A raspadinha, as novas lotarias e o enleante 761 das televisões
Agitam-se as hostes porque os métodos viciantes das ‘raspadinhas’ levam à ruína as pessoas de provecta idade, convictas de que podem fazer fortunas despendendo somas ridículas que repetidas ‘sem conta nem peso nem medida’ lhes exaurem o desbastado porta-moedas.
Mas nem por isso os senhores que mandam na vida de todos e cada um, em regime aberto, deixam de enxamear os ares com novas lotarias a que vai adicionada de modo directo e reflexo a publicidade que subjuga, submete, escraviza…
Fala-se de ‘adições’ quando deviam estar todos preocupados com estas maciças ‘subtracções’ que deixam as famílias em polvorosa.
Os concursos televisivos são outra pecha que tem como universo-alvo as pessoas retidas em casa pela condição física, pela idade, pela doença… E de euro em euro se vão ‘fortunas’!

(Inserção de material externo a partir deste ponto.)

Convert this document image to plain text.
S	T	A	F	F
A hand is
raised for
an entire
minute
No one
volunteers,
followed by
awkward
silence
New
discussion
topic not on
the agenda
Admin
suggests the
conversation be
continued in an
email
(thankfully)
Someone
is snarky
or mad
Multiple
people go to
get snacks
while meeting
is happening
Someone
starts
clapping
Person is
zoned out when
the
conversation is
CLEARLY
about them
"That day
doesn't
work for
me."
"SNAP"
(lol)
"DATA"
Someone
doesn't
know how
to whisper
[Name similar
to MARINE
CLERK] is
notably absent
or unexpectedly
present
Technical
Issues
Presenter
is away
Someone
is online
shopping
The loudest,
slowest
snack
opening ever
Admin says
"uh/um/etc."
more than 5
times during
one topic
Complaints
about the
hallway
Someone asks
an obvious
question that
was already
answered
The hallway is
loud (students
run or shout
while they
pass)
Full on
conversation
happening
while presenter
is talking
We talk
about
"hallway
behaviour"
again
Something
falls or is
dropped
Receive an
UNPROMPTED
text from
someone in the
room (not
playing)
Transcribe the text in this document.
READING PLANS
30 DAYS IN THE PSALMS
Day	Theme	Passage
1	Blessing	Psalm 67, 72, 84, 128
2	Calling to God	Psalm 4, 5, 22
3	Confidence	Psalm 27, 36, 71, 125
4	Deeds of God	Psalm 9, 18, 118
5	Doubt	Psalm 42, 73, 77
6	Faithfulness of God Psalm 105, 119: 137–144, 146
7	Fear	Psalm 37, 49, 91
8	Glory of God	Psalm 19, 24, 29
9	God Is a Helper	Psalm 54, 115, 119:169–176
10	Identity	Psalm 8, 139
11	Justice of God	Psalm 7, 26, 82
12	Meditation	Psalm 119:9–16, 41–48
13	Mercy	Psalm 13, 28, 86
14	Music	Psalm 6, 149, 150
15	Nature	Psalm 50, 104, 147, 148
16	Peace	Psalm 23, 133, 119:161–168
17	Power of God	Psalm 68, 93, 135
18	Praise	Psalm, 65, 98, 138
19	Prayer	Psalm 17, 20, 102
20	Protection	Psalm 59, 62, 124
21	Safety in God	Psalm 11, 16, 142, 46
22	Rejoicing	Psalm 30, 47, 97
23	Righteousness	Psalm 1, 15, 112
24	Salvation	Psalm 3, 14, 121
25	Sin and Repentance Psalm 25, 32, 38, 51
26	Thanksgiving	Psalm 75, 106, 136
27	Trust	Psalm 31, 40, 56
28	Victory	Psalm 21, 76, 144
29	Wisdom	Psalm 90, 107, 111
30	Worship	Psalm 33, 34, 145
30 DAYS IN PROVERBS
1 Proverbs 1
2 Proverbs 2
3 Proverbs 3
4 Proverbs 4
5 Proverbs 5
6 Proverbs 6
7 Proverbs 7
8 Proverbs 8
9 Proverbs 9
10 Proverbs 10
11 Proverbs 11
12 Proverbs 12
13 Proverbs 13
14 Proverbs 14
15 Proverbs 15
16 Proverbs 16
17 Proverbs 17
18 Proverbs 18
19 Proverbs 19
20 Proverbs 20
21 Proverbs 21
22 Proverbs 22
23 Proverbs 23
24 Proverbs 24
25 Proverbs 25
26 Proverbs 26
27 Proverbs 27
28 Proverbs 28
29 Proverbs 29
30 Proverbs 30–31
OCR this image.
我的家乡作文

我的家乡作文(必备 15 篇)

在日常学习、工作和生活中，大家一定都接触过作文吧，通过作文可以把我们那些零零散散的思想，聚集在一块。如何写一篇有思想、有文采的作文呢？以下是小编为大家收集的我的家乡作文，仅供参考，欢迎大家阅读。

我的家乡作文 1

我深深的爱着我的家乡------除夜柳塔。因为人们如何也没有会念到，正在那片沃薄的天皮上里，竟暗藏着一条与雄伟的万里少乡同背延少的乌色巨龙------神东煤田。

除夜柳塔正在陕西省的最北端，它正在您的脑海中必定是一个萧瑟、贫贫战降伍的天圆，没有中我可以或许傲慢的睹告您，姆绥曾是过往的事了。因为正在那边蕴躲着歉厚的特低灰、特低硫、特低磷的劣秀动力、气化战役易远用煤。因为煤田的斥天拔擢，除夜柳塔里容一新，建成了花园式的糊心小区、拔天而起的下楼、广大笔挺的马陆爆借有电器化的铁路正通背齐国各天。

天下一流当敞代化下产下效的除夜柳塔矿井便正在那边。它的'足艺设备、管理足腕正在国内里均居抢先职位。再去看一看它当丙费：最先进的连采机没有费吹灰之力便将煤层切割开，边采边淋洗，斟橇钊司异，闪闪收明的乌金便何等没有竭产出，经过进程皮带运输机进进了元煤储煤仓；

“Grão-a-grão enche a galinha o papo”, diz o povo que é destarte espoliado…
E, no entanto, a atitude assediante dos apresentadores dos programas de TV que constitui como que o passo primeiro para o esbulho continua impune.
Sabe o que é o assédio?
Sabe que o assédio é o ingrediente propício das práticas desleais que, como tal, constituem um ilícito de mera ordenação social passível de coima para quem dele lança mão de molde a enredar na sua trama as pessoas?
Ora, assédio é…
Assédio é, segundo os dicionários, “insistência impertinente, perseguição, sugestão ou pretensão constantes em relação a alguém.” E assediar significa perseguir com propostas, sugerir com insistência; ser inoportuno ao tentar obter algo; molestar; abordar súbita ou inesperadamente.
É vulgar ouvir-se falar de assédio no plano sexual, como no moral, mas a figura surge na primeira metade da década de 2000, sob novos influxos, no domínio do direito contratual do consumo com absoluta pertinência e justificação. Como surgira já, aliás, no plano da proibição da discriminação, mormente com reflexos na esfera negocial, ex vi Lei 14/2008, de 12 de Março, resultado, aliás, da transposição da Directiva 2004/113, de 13 de Dezembro, que define, no plano de que se trata, assédio como segue:
“todas as situações em que ocorra um comportamento indesejado, relacionado [ou não] com o sexo de uma dada pessoa, com o objectivo ou o efeito de violar a sua dignidade e de criar um ambiente intimidativo, hostil, degradante, humilhante ou ofensivo”.
Sem se referir obviamente o Código do Trabalho ou o Código Penal que, no seu âmbito, recortam o conceito para os fins específicos neles consignados.
Uma lei de 12 de Fevereiro de 2019 (a n.º 12/2019) estende a disciplina do assédio ao arrendamento urbano para habitação, em cujo artigo 2.º adita ao Novíssimo Regime do Arrendamento Urbano uma norma com a redacção que segue, sob a epígrafe “proibição de assédio”:
“É proibido o assédio no arrendamento …, entendendo-se como tal qualquer comportamento ilegítimo do senhorio, de quem o represente ou de terceiro interessado na aquisição ou na comercialização do locado, que, com o objectivo de provocar a desocupação do mesmo, perturbe, constranja ou afecte a dignidade do arrendatário, subarrendatário ou das pessoas que com estes residam legitimamente no locado, os sujeite a um ambiente intimidativo, hostil, degradante, perigoso, humilhante, desestabilizador ou ofensivo, ou impeça ou prejudique gravemente o acesso e a fruição do locado.”
Agora já terá uma ideia do que seja o assédio.
Algo a que se assiste em três canais de televisão todos, mas todos os dias. Para desgraça alheia e gáudio dos que esportulam à saciedade os hipervulberáveis sem uma palavra de “quem de direito”!
O que faz a ERC – o Regulador da Comunicação Social - a que estas coisas, de si tão relevantes, escapam?